Currently, platforms, methods of processing raw data, and analysis of these “usable” data may all differ by investigator or biomarker. Indeed, we fully appreciate the vast leap in complexity around issues of harmonization when one moves from assaying binary, relatively robust genetic markers to assaying biochemical or other phenotypic markers that may be affected by many other factors and yield a continuum of values. There is hope, however! In the early days of RNA expression analysis, standards were developed and have been adopted widely in the field, first in the arena of microarray data. Alternately, in the AD biomarker field, large-scale funding efforts with active industrial partnerships such as the ADNI took a guiding role in the choice of imaging and biochemical biomarkers for which to develop specific assays. Both are viable options for moving forwards, but continuing to work in an un-harmonized fashion beyond the early discovery stage is likely to waste money and effort.

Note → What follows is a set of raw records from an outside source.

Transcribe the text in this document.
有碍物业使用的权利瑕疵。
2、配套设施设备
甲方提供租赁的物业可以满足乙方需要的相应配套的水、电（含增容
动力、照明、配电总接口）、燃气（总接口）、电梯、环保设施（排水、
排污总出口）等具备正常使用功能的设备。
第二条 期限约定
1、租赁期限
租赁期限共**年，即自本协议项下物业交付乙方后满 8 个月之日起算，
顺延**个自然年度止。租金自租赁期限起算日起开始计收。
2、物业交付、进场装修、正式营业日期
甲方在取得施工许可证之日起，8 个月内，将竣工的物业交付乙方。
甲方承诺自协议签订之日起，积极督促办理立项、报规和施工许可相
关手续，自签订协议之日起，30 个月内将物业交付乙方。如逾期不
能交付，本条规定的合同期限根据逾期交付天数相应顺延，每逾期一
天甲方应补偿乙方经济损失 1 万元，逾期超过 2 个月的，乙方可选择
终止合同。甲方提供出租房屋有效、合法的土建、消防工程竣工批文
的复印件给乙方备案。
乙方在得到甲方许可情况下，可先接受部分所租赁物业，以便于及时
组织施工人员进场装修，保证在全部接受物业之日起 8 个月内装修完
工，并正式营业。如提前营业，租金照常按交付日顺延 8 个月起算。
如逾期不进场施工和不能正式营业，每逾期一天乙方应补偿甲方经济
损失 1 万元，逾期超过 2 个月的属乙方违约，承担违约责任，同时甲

Finally, we would like to end on a forward-looking note – that of how one might envision the first biomarkers crossing over from research into PD disease-modifying trials. Should clearly-reproducible biomarkers enter the PD arena that predict, for example, the presence of PD pathology or motor trajectory, these markers may first be measured in actively enrolling PD clinical trials. While there may not yet be a strong enough body of evidence behind them to influence selection of trial participants, these markers could be ascertained in clinical trial participants and used as enrichment criteria in pre-specified analyses to increase the probability of detecting therapeutic efficacy in sub-populations of PD patients. Moreover, future clinical trials could be aided greatly by making data and biosamples collected during clinical trials available for independent researchers to mine after the fact. One might imagine, for example, analyses of treatment effect or disease progression based on biomarker status, or inclusion of biomarkers as covariates in additional analyses, to control for some of the underlying heterogeneity that currently hampers clinical trials. This is a win-win scenario: data gained in clinical trials could further strengthen our confidence in the biomarker candidates, possibly leading to their use in future clinical trial enrollment, and helping to define specific phenotypes and sub-types of Parkinsonism at the molecular level. Indeed, this type of “biomarker-enriched design” has been proposed for oncology trials (33).

We believe that these goals are eminently achievable. Success depends, though, on close collaboration across multiple sectors of the biomedical and drug development endeavor, including academic groups of many stripes (clinicians, pharmacologists, basic biologists, experts in technical assay development), industry (drug developers, technology experts), government (funding sources such as NIH, standardization bureaus, drug regulatory agencies worldwide), and private non-profit funding agencies. These players have at times acted in distinct spheres. However, with a disease affecting so many and lacking disease-modifying therapies, broad collaboration is essential.